Perbankan diimbau memperkuat stabilitas keuangan
Miftah mengingatkan, selain menyiapkan mitigasi jangka panjang jika pandemi usai itu, sektor perbankan juga dihadapi dengan tantangan jangka pendek.
"Perbankan dihadapi dengan tantangan struktural yang merupakan dasar atau pondasi yang kuat untuk transformasi digital agar berjalan lancar,” katanya. Dia pun memerinci tiga hal penting yang harus menjadi perhatian.
Pertama, struktur perbankan nasional kita masih didominasi oleh populasi bank-bank dengan skala yang kecil dan juga mungkin daya saing yang relatif rendah.
Kedua, perubahan ekosistem dan ekspektasi stakeholder akan layanan digital yang semakin masif.
Ketiga, ekspektasi pemerintah dan masyarakat terhadap sektor perbankan dalam pemulihan ekonomi nasional. Keempat, tuntutan kepada regulator terkait pembenahan internal, baik sisi pengaturan pengawasan dan juga perizinan, sehingga dapat lebih agile, adaptif, dan mampu mendukung ekosistem baru industri perbankan.

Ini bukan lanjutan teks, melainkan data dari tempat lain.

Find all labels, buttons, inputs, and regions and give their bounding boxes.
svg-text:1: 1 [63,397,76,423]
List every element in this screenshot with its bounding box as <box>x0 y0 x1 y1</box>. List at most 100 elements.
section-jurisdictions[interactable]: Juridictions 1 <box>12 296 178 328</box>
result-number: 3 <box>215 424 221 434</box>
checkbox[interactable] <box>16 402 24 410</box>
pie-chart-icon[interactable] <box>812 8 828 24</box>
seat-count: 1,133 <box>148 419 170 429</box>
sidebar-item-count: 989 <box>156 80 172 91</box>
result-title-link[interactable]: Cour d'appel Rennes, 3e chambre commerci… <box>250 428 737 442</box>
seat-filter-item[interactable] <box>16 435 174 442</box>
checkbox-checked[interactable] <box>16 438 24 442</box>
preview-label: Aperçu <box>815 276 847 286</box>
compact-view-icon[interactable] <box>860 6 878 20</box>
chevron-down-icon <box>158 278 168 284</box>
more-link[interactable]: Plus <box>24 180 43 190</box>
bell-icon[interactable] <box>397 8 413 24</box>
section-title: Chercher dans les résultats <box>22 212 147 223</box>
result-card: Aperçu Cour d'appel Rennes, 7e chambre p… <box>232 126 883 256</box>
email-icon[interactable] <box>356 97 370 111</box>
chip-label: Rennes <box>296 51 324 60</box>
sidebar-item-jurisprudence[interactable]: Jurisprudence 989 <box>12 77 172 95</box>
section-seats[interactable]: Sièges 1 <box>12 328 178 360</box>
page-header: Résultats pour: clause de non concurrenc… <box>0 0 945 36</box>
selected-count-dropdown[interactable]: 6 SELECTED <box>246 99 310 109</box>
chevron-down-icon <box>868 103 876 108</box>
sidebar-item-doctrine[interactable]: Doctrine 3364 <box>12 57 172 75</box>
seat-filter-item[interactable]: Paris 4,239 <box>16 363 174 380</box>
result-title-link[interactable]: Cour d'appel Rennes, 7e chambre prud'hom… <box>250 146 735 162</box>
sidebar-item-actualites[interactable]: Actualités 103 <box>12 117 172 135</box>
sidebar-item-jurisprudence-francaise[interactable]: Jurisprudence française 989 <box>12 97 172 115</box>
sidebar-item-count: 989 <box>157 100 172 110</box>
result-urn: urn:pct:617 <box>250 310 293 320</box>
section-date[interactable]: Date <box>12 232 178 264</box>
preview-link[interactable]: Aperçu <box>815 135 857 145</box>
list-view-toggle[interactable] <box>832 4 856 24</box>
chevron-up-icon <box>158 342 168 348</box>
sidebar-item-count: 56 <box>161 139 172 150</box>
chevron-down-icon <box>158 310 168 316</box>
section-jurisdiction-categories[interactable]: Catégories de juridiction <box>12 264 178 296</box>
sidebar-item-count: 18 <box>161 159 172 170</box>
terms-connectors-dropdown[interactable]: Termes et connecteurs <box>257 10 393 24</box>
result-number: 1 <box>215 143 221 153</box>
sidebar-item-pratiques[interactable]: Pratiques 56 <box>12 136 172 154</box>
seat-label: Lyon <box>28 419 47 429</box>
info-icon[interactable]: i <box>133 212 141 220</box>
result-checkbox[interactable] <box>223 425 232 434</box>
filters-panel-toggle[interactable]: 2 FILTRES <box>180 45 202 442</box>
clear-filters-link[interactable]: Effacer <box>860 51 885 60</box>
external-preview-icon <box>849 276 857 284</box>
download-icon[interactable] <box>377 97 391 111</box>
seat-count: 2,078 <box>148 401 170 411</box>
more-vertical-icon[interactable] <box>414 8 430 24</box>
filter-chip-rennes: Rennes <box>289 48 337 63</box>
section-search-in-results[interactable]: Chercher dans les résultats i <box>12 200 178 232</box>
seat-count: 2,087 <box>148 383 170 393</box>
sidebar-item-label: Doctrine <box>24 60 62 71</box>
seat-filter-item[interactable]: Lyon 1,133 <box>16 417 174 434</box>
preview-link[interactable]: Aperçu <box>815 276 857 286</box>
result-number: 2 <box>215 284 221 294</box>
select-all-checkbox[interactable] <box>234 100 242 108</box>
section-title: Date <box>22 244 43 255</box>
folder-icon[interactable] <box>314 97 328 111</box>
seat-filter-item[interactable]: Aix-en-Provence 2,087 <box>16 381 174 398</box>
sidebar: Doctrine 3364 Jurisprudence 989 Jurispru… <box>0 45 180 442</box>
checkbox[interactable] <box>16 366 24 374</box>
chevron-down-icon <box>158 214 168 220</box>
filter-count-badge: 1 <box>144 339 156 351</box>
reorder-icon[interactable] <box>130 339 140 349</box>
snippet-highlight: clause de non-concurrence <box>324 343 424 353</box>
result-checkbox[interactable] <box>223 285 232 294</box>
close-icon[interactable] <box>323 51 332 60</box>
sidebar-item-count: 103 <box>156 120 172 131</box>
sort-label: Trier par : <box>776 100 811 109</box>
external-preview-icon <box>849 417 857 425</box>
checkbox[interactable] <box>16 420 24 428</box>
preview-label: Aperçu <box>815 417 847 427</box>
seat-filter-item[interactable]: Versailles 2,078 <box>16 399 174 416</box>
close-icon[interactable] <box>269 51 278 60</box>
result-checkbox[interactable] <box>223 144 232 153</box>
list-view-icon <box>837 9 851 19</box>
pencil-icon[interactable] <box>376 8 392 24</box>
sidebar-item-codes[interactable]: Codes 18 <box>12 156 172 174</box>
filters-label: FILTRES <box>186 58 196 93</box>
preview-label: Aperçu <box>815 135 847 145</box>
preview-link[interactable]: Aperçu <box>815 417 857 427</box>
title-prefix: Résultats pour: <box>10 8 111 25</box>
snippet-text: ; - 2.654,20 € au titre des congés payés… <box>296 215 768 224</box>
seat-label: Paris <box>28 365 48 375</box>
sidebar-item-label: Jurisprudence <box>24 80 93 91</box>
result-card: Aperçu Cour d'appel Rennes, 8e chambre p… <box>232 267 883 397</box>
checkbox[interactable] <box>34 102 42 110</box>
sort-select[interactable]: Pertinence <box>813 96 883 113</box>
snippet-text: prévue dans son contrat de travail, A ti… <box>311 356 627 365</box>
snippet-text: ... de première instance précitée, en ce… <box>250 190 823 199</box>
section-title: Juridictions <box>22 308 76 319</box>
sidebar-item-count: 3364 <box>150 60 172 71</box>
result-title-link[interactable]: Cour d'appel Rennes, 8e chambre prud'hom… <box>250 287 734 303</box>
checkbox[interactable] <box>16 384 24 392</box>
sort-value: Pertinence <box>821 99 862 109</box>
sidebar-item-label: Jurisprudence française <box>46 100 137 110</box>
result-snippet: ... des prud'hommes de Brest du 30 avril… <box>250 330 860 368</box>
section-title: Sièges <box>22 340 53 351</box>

OJK juga memastikan bank harus penuhi ketentuan kewajiban modal inti minimum senilai Rp3 triliun di penghujung 2022. Ini dilakukan guna memperkuat industri perbankan sehingga terjadi peningkatan terhadap perekonomian. Oleh sebab itu, regulator telah merilis Peraturan OJK 12 tahun 2020 tentang konsolidasi bank umum. Belied ini mewajibkan perbankan memiliki modal inti Rp1 triliun di 2020, lalu naik Rp2 triliun di 2021 dan Rp3 triliun pada 2022.